David Li via llvm-commits llvm-commits at lists.llvm.org
Thu Mar 10 23:11:50 PST 2016


davidxl added inline comments.

================
Comment at: lib/CodeGen/MachineBlockPlacement.cpp:563
@@ -540,1 +562,3 @@
+    // from least probable landingpads to more probable ones.
+    if (BestBlock && (IsEHPad ^ (BestFreq >= CandidateFreq)))
       continue;
----------------
deadalnix wrote:
> davidxl wrote:
> > Since there is no fundamental difference between 
> > entry, hot, then, cold, hlp, lpret, clp vs
> > entry, hot, then, cold, clp, hlp, lpret
> > 
> > I think change at line 563 should be removed -- it is a distraction to the main code IMO.  Some of the test changes can also be avoided.
> It can be done if you feel strongly about it. But please consider the following.

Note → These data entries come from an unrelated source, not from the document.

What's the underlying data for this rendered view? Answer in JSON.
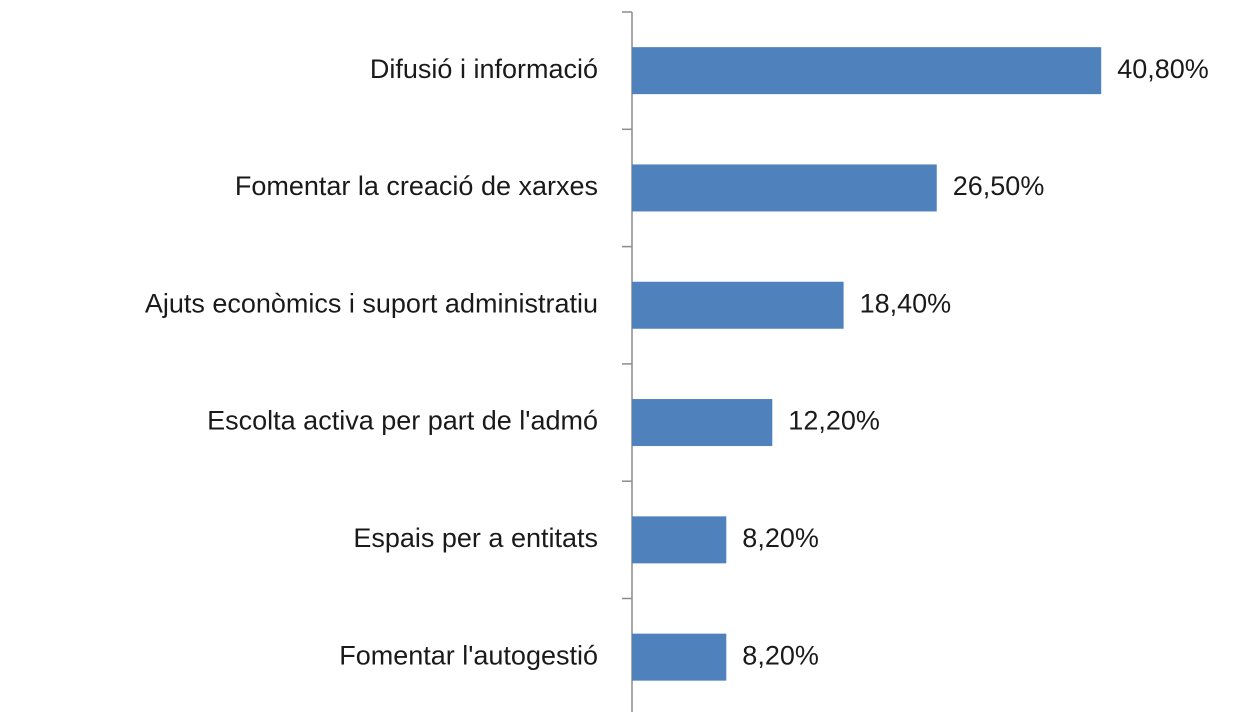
{
  "chart_data": {
    "type": "barh",
    "categories": [
      "Difusió i informació",
      "Fomentar la creació de xarxes",
      "Ajuts econòmics i suport administratiu",
      "Escolta activa per part de l'admó",
      "Espais per a entitats",
      "Fomentar l'autogestió"
    ],
    "values": [
      40.8,
      26.5,
      18.4,
      12.2,
      8.2,
      8.2
    ],
    "value_labels": [
      "40,80%",
      "26,50%",
      "18,40%",
      "12,20%",
      "8,20%",
      "8,20%"
    ],
    "color": "#4f81bd"
  }
}
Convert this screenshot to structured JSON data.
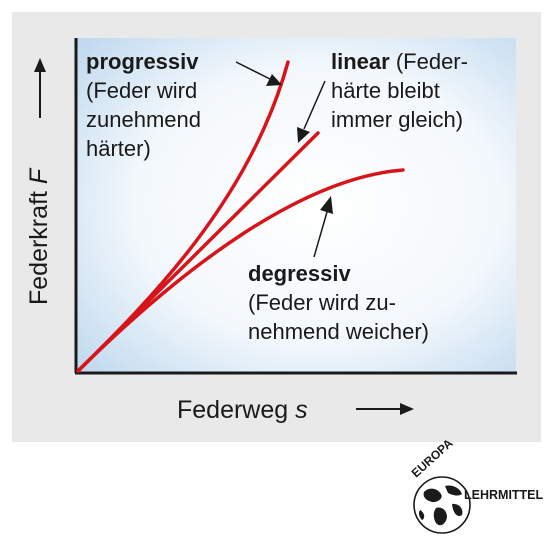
{
  "axes": {
    "x_label": "Federweg",
    "x_symbol": "s",
    "y_label": "Federkraft",
    "y_symbol": "F"
  },
  "curves": [
    {
      "name": "progressiv",
      "description_lines": [
        "(Feder wird",
        "zunehmend",
        "härter)"
      ]
    },
    {
      "name": "linear",
      "description_lines": [
        "(Feder-",
        "härte bleibt",
        "immer gleich)"
      ]
    },
    {
      "name": "degressiv",
      "description_lines": [
        "(Feder wird zu-",
        "nehmend weicher)"
      ]
    }
  ],
  "publisher_logo": {
    "top_text": "EUROPA",
    "right_text": "LEHRMITTEL"
  },
  "colors": {
    "curve": "#d7141a",
    "panel_background": "#e9e9ea",
    "plot_gradient_edge": "#bcd7ee",
    "plot_gradient_center": "#ffffff",
    "axis": "#1a1a1a"
  }
}
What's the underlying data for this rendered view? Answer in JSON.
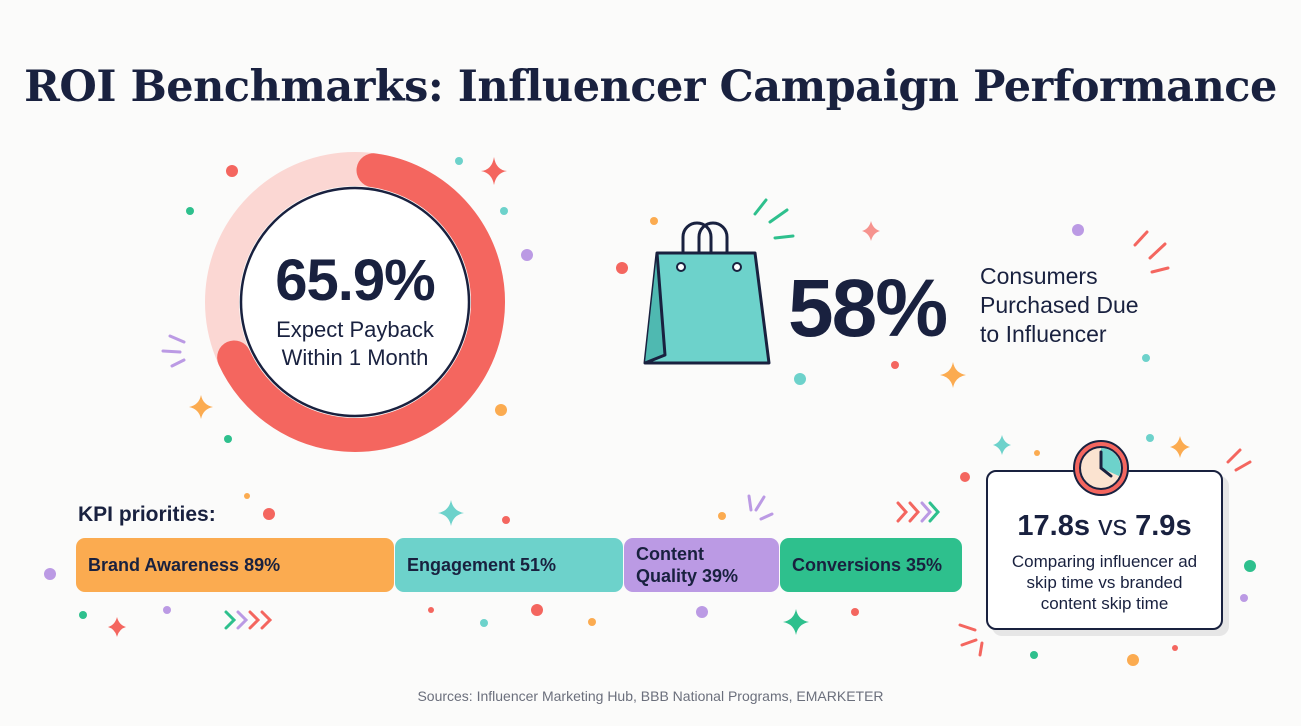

Quite often, ehpad code flow into each others. See pseudocode :
> 
>     invoke @foo to %then unwind label %outerlp
>   then:
>     invoke @foo to %exit unwind label %innerlp
>   exit:
>     ret void
>   innerlp:
>     landingpad { i8*, i32 } cleanup
>     br %innercleanup
>   innercleanup:
>     ; Do inner cleanup
>     br %outercleanup
>   outerlp:
>     landingpad { i8*, i32 } cleanup
>     br %outercleanup
>   outercleanup:
>     ; Do outer cleanup
>     resume
> 
> Note that this is typical RAII kind of code and/or nested try, or any combiantion of these. Long story short, this kind of pattern are very common.
> 
> Now, if you compute the probabilities, outerlp is consider more probable than innerlp, as the preceding invoke is itself more probable. That means that unwinding code ends up being scheduled completely backward every time. Here you'd get :
> 
>   outerlp, outercleanup, innerlp, innercleanup // which branch to outercleanup
> 
> This is the most simple case, but it if very common to have more level of nesting than that in the unwind path and it gets worse. You end with a "corkscrew" like basic block scheduling which I don't think is good.
This is a  convincing example that shows benefit of using this layout for lp. I suggest adding a small test case to cover this (i.e, inner scope ehpad 'flows' into outer ehpads in the final layout).

By the way, I think the fillworklist change can be separated out as a NFC refactoring.